Blue jays are bold and brash backyard birds. Their vibrant blue color and distinctive personality make them a striking sight. In Lincoln County, blue jays are common, year-round visitors. Although some blue jays migrate, many do not. It is unclear as to why some blue jays move, and others stay in a preferred location. In backyards, blue jays prefer oak and beech trees. They are also found in forest edges, gardens, wooded parks, and in more developed areas.
Blue jays can be found from Florida to southern Canada. They are common throughout the eastern United States and as far west as Oklahoma. Their range is currently expanding geographically. Overall, it is estimated there are 13 million blue jays in the United States and Canada.

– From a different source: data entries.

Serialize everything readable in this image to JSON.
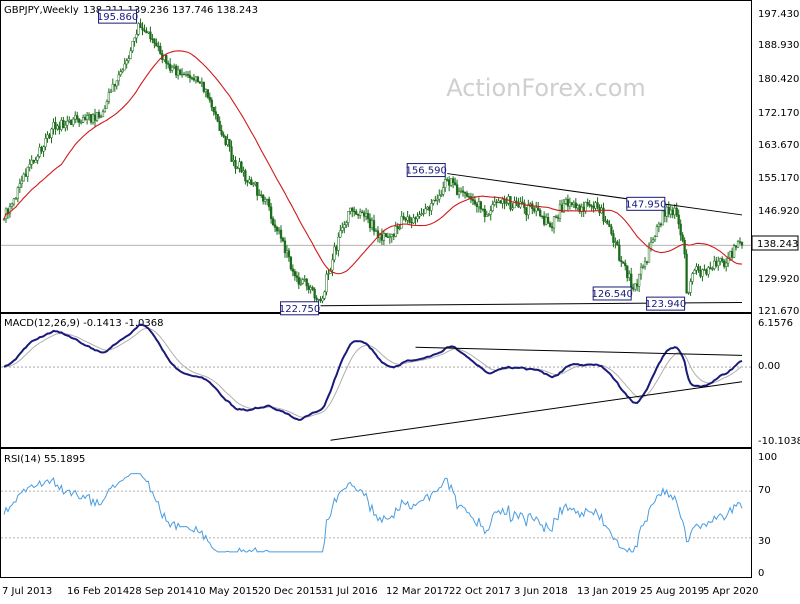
{
  "chart_data": {
    "type": "candlestick",
    "symbol_header": "GBPJPY,Weekly",
    "ohlc_header": "138.211 139.236 137.746 138.243",
    "watermark": "ActionForex.com",
    "current_price_label": "138.243",
    "x_tick_labels": [
      "7 Jul 2013",
      "16 Feb 2014",
      "28 Sep 2014",
      "10 May 2015",
      "20 Dec 2015",
      "31 Jul 2016",
      "12 Mar 2017",
      "22 Oct 2017",
      "3 Jun 2018",
      "13 Jan 2019",
      "25 Aug 2019",
      "5 Apr 2020"
    ],
    "price_panel": {
      "y_ticks": [
        "197.430",
        "188.930",
        "180.420",
        "172.170",
        "163.670",
        "155.170",
        "146.920",
        "138.243",
        "129.920",
        "121.670"
      ],
      "y_range": [
        121.67,
        197.43
      ],
      "annotations": [
        {
          "label": "195.860",
          "value": 195.86,
          "week": 68
        },
        {
          "label": "122.750",
          "value": 122.75,
          "week": 160
        },
        {
          "label": "156.590",
          "value": 156.59,
          "week": 224
        },
        {
          "label": "126.540",
          "value": 126.54,
          "week": 318
        },
        {
          "label": "147.950",
          "value": 147.95,
          "week": 335
        },
        {
          "label": "123.940",
          "value": 123.94,
          "week": 345
        }
      ],
      "resistance_line": {
        "start": [
          224,
          156.59
        ],
        "end": [
          373,
          146.0
        ]
      },
      "support_line": {
        "start": [
          160,
          122.75
        ],
        "end": [
          373,
          123.6
        ]
      },
      "anchors": [
        [
          0,
          145
        ],
        [
          8,
          154
        ],
        [
          16,
          160
        ],
        [
          24,
          168
        ],
        [
          32,
          170
        ],
        [
          40,
          171
        ],
        [
          48,
          171
        ],
        [
          56,
          179
        ],
        [
          64,
          188
        ],
        [
          68,
          195
        ],
        [
          76,
          190
        ],
        [
          84,
          183
        ],
        [
          92,
          182
        ],
        [
          100,
          180
        ],
        [
          108,
          170
        ],
        [
          116,
          160
        ],
        [
          124,
          155
        ],
        [
          132,
          150
        ],
        [
          140,
          140
        ],
        [
          148,
          130
        ],
        [
          156,
          127
        ],
        [
          160,
          124
        ],
        [
          164,
          131
        ],
        [
          170,
          142
        ],
        [
          176,
          147
        ],
        [
          184,
          145
        ],
        [
          190,
          141
        ],
        [
          196,
          141
        ],
        [
          202,
          145
        ],
        [
          208,
          145
        ],
        [
          214,
          148
        ],
        [
          220,
          151
        ],
        [
          224,
          155
        ],
        [
          230,
          152
        ],
        [
          236,
          150
        ],
        [
          244,
          146
        ],
        [
          252,
          150
        ],
        [
          260,
          148
        ],
        [
          268,
          147
        ],
        [
          276,
          143
        ],
        [
          284,
          150
        ],
        [
          292,
          148
        ],
        [
          300,
          148
        ],
        [
          306,
          143
        ],
        [
          312,
          134
        ],
        [
          318,
          127
        ],
        [
          324,
          134
        ],
        [
          330,
          143
        ],
        [
          335,
          148
        ],
        [
          340,
          146
        ],
        [
          344,
          136
        ],
        [
          345,
          126
        ],
        [
          348,
          131
        ],
        [
          354,
          132
        ],
        [
          360,
          133
        ],
        [
          366,
          135
        ],
        [
          372,
          139
        ],
        [
          373,
          138.243
        ]
      ],
      "ma": {
        "period": 30,
        "color": "#d01a1a"
      }
    },
    "macd_panel": {
      "header": "MACD(12,26,9) -0.1413 -1.0368",
      "y_ticks": [
        "6.1576",
        "0.00",
        "-10.1038"
      ],
      "y_range": [
        -10.1038,
        6.1576
      ],
      "upper_line": {
        "start": [
          208,
          2.7
        ],
        "end": [
          373,
          1.6
        ]
      },
      "lower_line": {
        "start": [
          165,
          -10.0
        ],
        "end": [
          373,
          -2.0
        ]
      }
    },
    "rsi_panel": {
      "header": "RSI(14) 55.1895",
      "y_ticks": [
        "100",
        "70",
        "30",
        "0"
      ],
      "y_range": [
        0,
        100
      ],
      "levels": [
        70,
        30
      ]
    },
    "colors": {
      "candle": "#1b6b1b",
      "ma": "#d01a1a",
      "macd_main": "#1a1a7a",
      "macd_signal": "#b0b0b0",
      "rsi": "#4a9de0",
      "annotation_border": "#1a1a7a",
      "grid": "#000000"
    }
  }
}
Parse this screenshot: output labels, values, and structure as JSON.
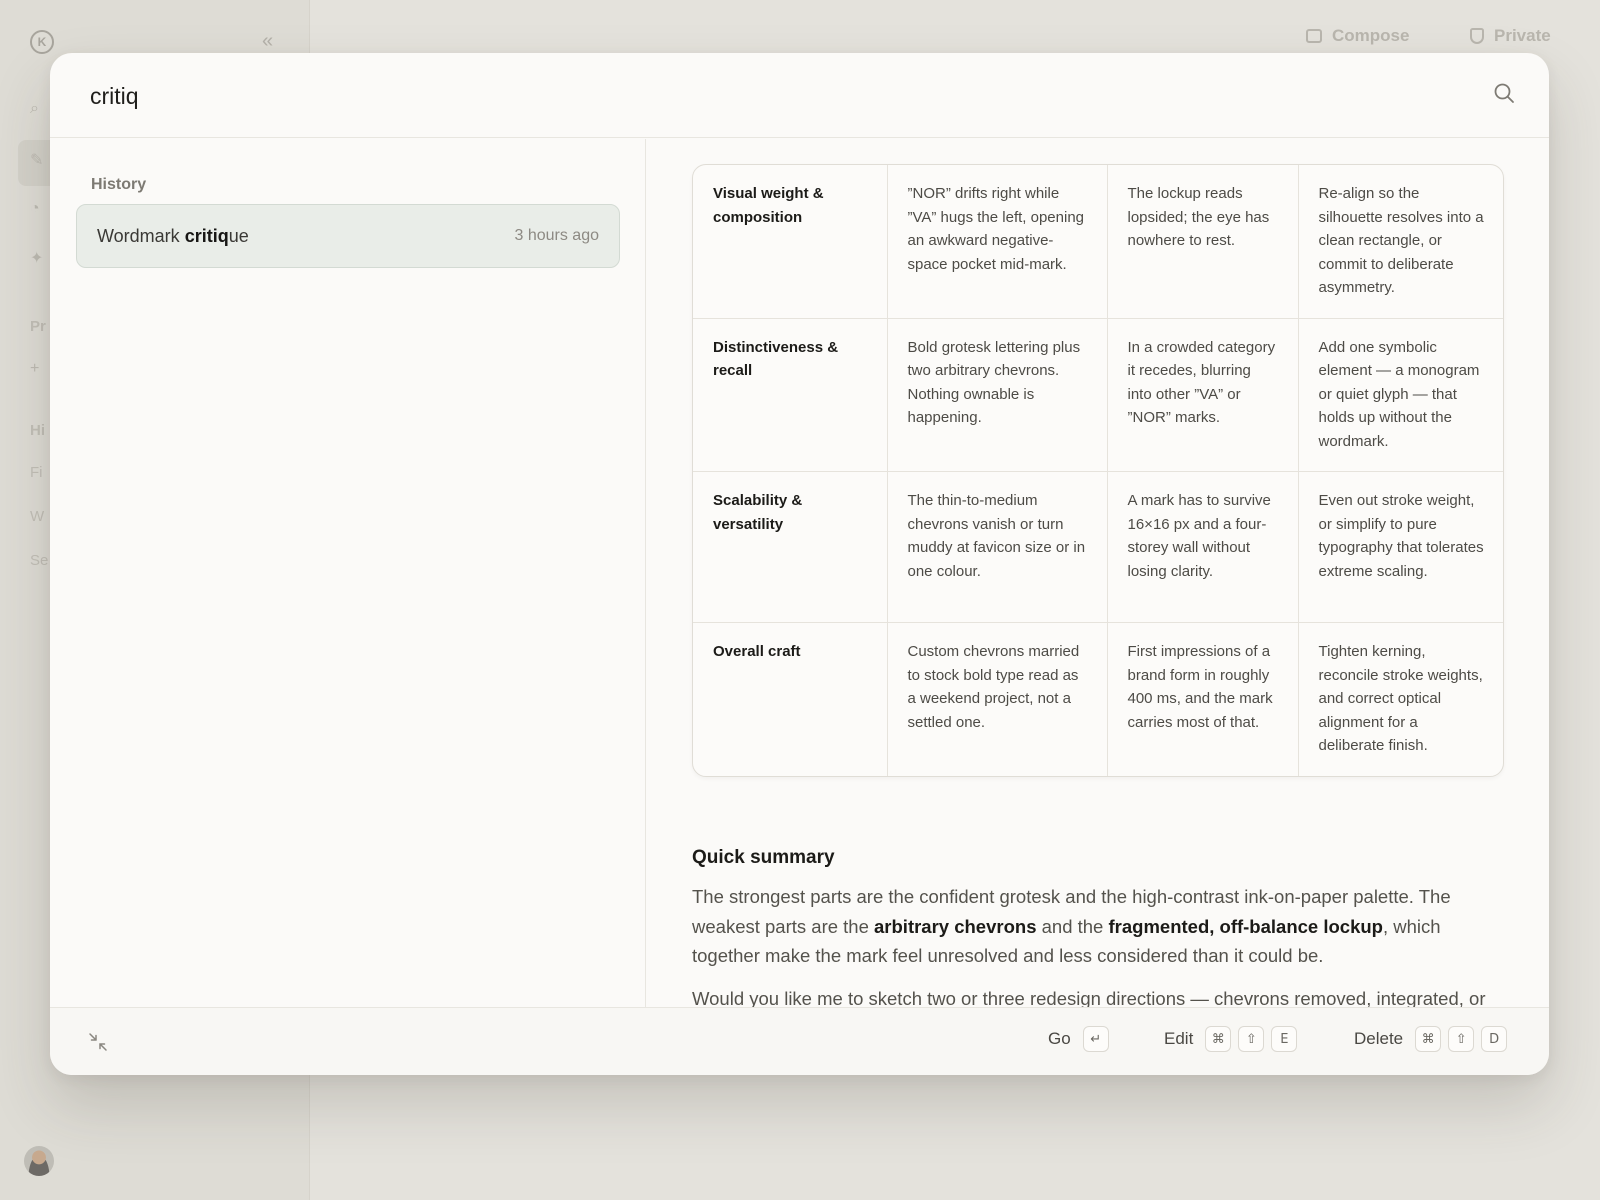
{
  "background": {
    "logo_letter": "K",
    "topbar": {
      "compose_label": "Compose",
      "private_label": "Private"
    },
    "sidebar_fragments": [
      "Pr",
      "Hi",
      "Fi",
      "W",
      "Se"
    ]
  },
  "search": {
    "value": "critiq",
    "placeholder": ""
  },
  "history": {
    "heading": "History",
    "items": [
      {
        "title_before": "Wordmark ",
        "title_match": "critiq",
        "title_after": "ue",
        "time": "3 hours ago"
      }
    ]
  },
  "critique_table": {
    "rows": [
      {
        "criterion": "Visual weight & composition",
        "observation": "”NOR” drifts right while ”VA” hugs the left, opening an awkward negative-space pocket mid-mark.",
        "impact": "The lockup reads lopsided; the eye has nowhere to rest.",
        "suggestion": "Re-align so the silhouette resolves into a clean rectangle, or commit to deliberate asymmetry."
      },
      {
        "criterion": "Distinctiveness & recall",
        "observation": "Bold grotesk lettering plus two arbitrary chevrons. Nothing ownable is happening.",
        "impact": "In a crowded category it recedes, blurring into other ”VA” or ”NOR” marks.",
        "suggestion": "Add one symbolic element — a monogram or quiet glyph — that holds up without the wordmark."
      },
      {
        "criterion": "Scalability & versatility",
        "observation": "The thin-to-medium chevrons vanish or turn muddy at favicon size or in one colour.",
        "impact": "A mark has to survive 16×16 px and a four-storey wall without losing clarity.",
        "suggestion": "Even out stroke weight, or simplify to pure typography that tolerates extreme scaling."
      },
      {
        "criterion": "Overall craft",
        "observation": "Custom chevrons married to stock bold type read as a weekend project, not a settled one.",
        "impact": "First impressions of a brand form in roughly 400 ms, and the mark carries most of that.",
        "suggestion": "Tighten kerning, reconcile stroke weights, and correct optical alignment for a deliberate finish."
      }
    ]
  },
  "summary": {
    "title": "Quick summary",
    "p1_a": "The strongest parts are the confident grotesk and the high-contrast ink-on-paper palette. The weakest parts are the ",
    "p1_b1": "arbitrary chevrons",
    "p1_c": " and the ",
    "p1_b2": "fragmented, off-balance lockup",
    "p1_d": ", which together make the mark feel unresolved and less considered than it could be.",
    "p2": "Would you like me to sketch two or three redesign directions — chevrons removed, integrated, or replaced — so you can compare them side by side?"
  },
  "footer": {
    "go": {
      "label": "Go",
      "keys": [
        "↵"
      ]
    },
    "edit": {
      "label": "Edit",
      "keys": [
        "⌘",
        "⇧",
        "E"
      ]
    },
    "delete": {
      "label": "Delete",
      "keys": [
        "⌘",
        "⇧",
        "D"
      ]
    }
  },
  "colors": {
    "modal_bg": "#fbfaf8",
    "selected_item_bg": "#e9ede8",
    "page_bg": "#e4e2dc"
  }
}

Local populations are stable. The biggest threats to blue jays come from cat and dog attacks. Blue jays sustain themselves on an assortment of wild foods. As omnivores, they will eat acorns, seeds, berries, small fruits, insects, frogs, and the young of other bird species.
Placing feeders will also attract blue jays to your yard. By offering supplemental foods, you are ensuring that these birds become regular visitors. Keeping or planting oak trees (for acorns) will also attract blue jays.
In my yard, I offer peanuts in a hanging tray feeder. Blue jays are known to like peanuts, and this has provided an effective lure. I also put out sunflower seeds and suet nuggets. The jays will hit each stocked feeder, but peanuts and suet seem to be their favorites. Blue jays are active throughout the day. However, they seem to visit these feeders more in the morning. This is a good time to observe their furtive movements through the trees.
Blue jays nest off the ground in tall trees. Four to seven eggs occur in each clutch and take over two weeks to hatch. The eggs themselves are blue or brown and are contained in nests made of grass and twigs. Nests may be abandoned if a predator is discovered lurking nearby. Blue jays have one brood per breeding season.
Blue jays have a reputation for being the bullies of the bird world. They are not universally liked or admired. This is reflected by the fact that they are the state bird of exactly zero states. In contrast, the cardinal is the symbol of seven. Eating the young of other birds does not add to their popularity. From what I can see, however, blue jays are oblivious to human opinions. They’re too busy enjoying the peanuts and the view.